Mencemaskan melihat waktu yang dihabiskan masyarakat untuk menonton televisi. Sejumlah penelitian terkait hubungan perilaku dan kebiasaan menonton sudah banyak dikemukakan. Berbagai ajakan untuk mengurangi waktu menonton televisi juga dilakukan oleh sejumlah gerakan sipil, juga aduan terkait berbagai tayangan yang tidak mendidik. Selebaran (leaflet) tentang dampak negatif dari menonton televisi juga sudah banyak beredar.

Namun semua usaha itu tentu tidak sebanding dengan derasnya upaya stasiun televisi mengiklankan acara-acara mereka. Perlu usaha lebih keras dan itu hanya bisa dilakukan oleh yang diamanahi mengelola negara, pengambil kebijakan untuk masyarakat, yaitu pemerintah.

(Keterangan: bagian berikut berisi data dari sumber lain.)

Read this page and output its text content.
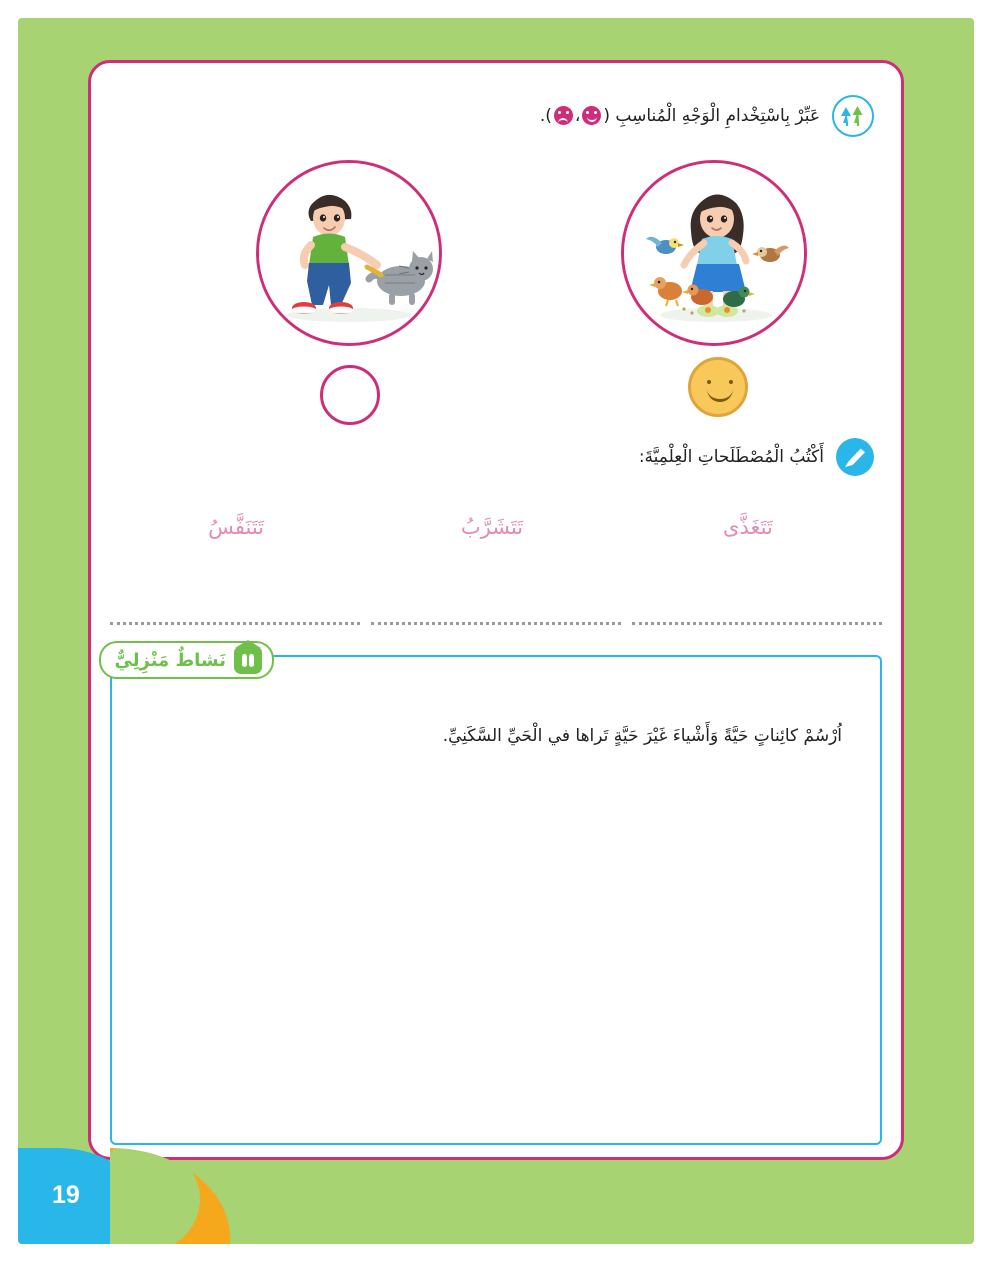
عَبِّرْ بِاسْتِخْدامِ الْوَجْهِ الْمُناسِبِ (،).
أَكْتُبُ الْمُصْطَلَحاتِ الْعِلْمِيَّةَ:
تَتَنَفَّسُ	تَتَشَرَّبُ	تَتَغَذَّى
نَشاطٌ مَنْزِلِيٌّ
اُرْسُمْ كائِناتٍ حَيَّةً وَأَشْياءَ غَيْرَ حَيَّةٍ تَراها في الْحَيِّ السَّكَنِيِّ.
19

Sedikitnya ada dua departemen di pemerintah yang bisa sangat berperan dalam mengambil kebijakan terkait pertelevisian.  Kementerian Komunikasi & Informatika serta Kementerian Pendidikan & Budaya.  Seharusnya,  kedua menteri mau menggunakan kewenangannya dalam upaya mencerdaskan masyarakat dan membangun budaya yang lebih baik. Namun kenyataannya menteri Rudiantara dan mas Menteri, Anies Baswedan lebih senang menunggu masyarakat menggunakan kewenangannya menggunakan remote untuk mematikan televisi.

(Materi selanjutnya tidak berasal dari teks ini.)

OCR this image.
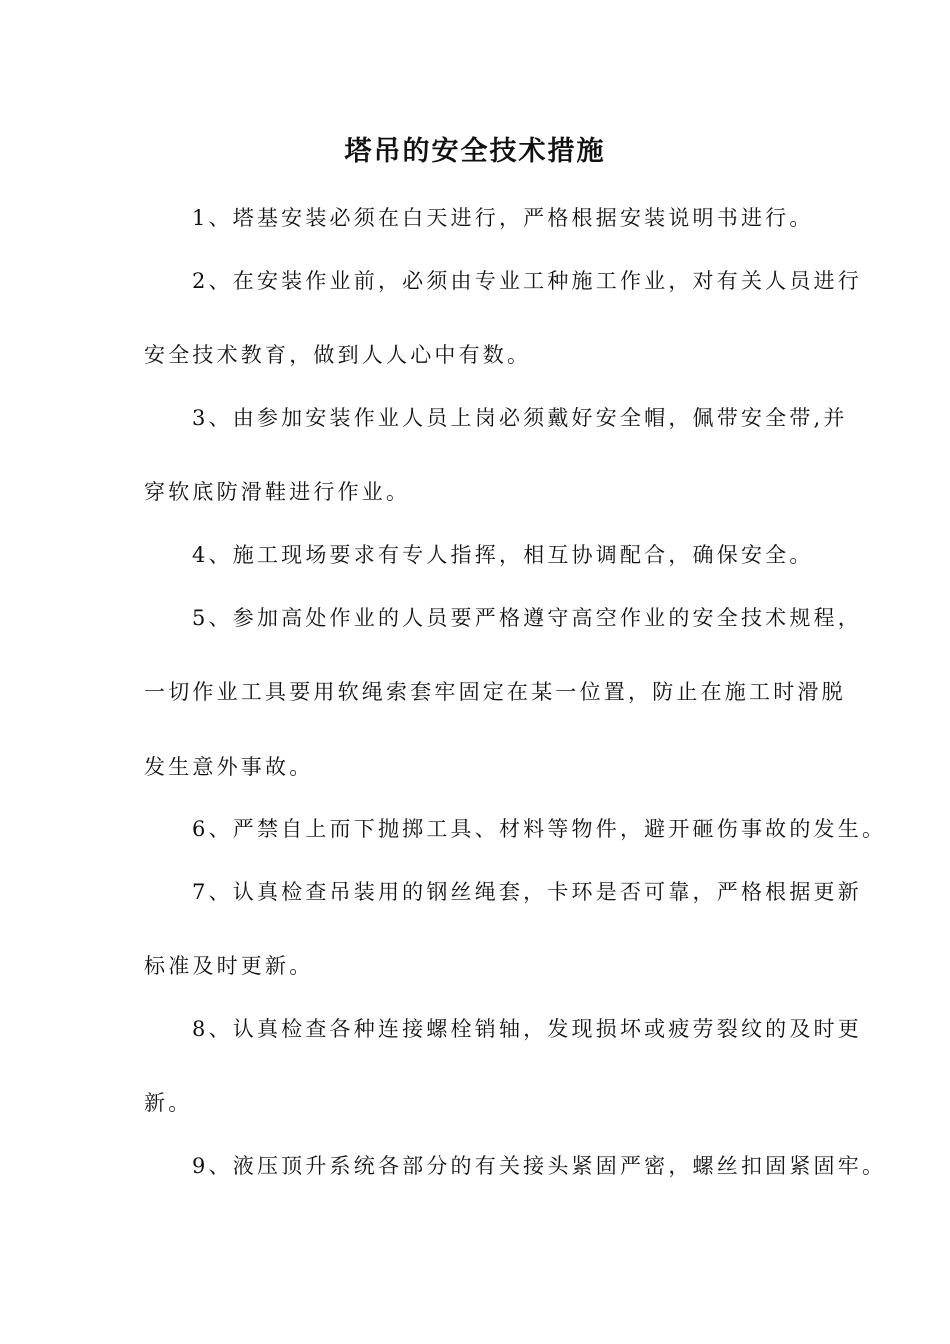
塔吊的安全技术措施
1、塔基安装必须在白天进行，严格根据安装说明书进行。
2、在安装作业前，必须由专业工种施工作业，对有关人员进行
安全技术教育，做到人人心中有数。
3、由参加安装作业人员上岗必须戴好安全帽，佩带安全带,并
穿软底防滑鞋进行作业。
4、施工现场要求有专人指挥，相互协调配合，确保安全。
5、参加高处作业的人员要严格遵守高空作业的安全技术规程，
一切作业工具要用软绳索套牢固定在某一位置，防止在施工时滑脱
发生意外事故。
6、严禁自上而下抛掷工具、材料等物件，避开砸伤事故的发生。
7、认真检查吊装用的钢丝绳套，卡环是否可靠，严格根据更新
标准及时更新。
8、认真检查各种连接螺栓销轴，发现损坏或疲劳裂纹的及时更
新。
9、液压顶升系统各部分的有关接头紧固严密，螺丝扣固紧固牢。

Frekuensi  sebagai ranah publik yang merupakan sumber daya alam terbatas, seharusnya ditujukan untuk kemaslahatan masyarakat sebesar-besarnya. Namun hari ini secara kasat mata pemerintah membiarkan berbagai acara yang memberikan teladan buruk bagi anak-anak sebagai penontonnya. Sinetron dengan cerita yang tidak masuk akal ditayangkan berseri, film asing disulihsuarakan yang mematikan minat baca, juga acara debat kusir setiap hari.

Seandainya pemerintah mau mengatur, masyarakat dapat dipaksa cerdas lewat menonton televisi. Bukan otomatis bodoh karena menonton televisi. Jika masyarakat yang berpunya, mungkin termasuk para artis yang membintangi sinetron berseri, dapat memilih saluran berbayar berkualitas untuk anak-anaknya, tidak dengan masyarakat kebanyakan. Seri-seri ilmu pengetahuan;  discovery, national geographic, BBC dan lainnya hanya bisa dinikmati masyarakat berpunya. Pengetahuan, stimulasi berpikir semua diperoleh. Sementara masyarakat kebanyakan diberikan informasi kebencian lewat sinetron, contoh pemimpin lewat perdebatan, berita remeh perceraian & hedonisme serta iklan-iklan yang merangsang berbagai keinginan bukan kebutuhan.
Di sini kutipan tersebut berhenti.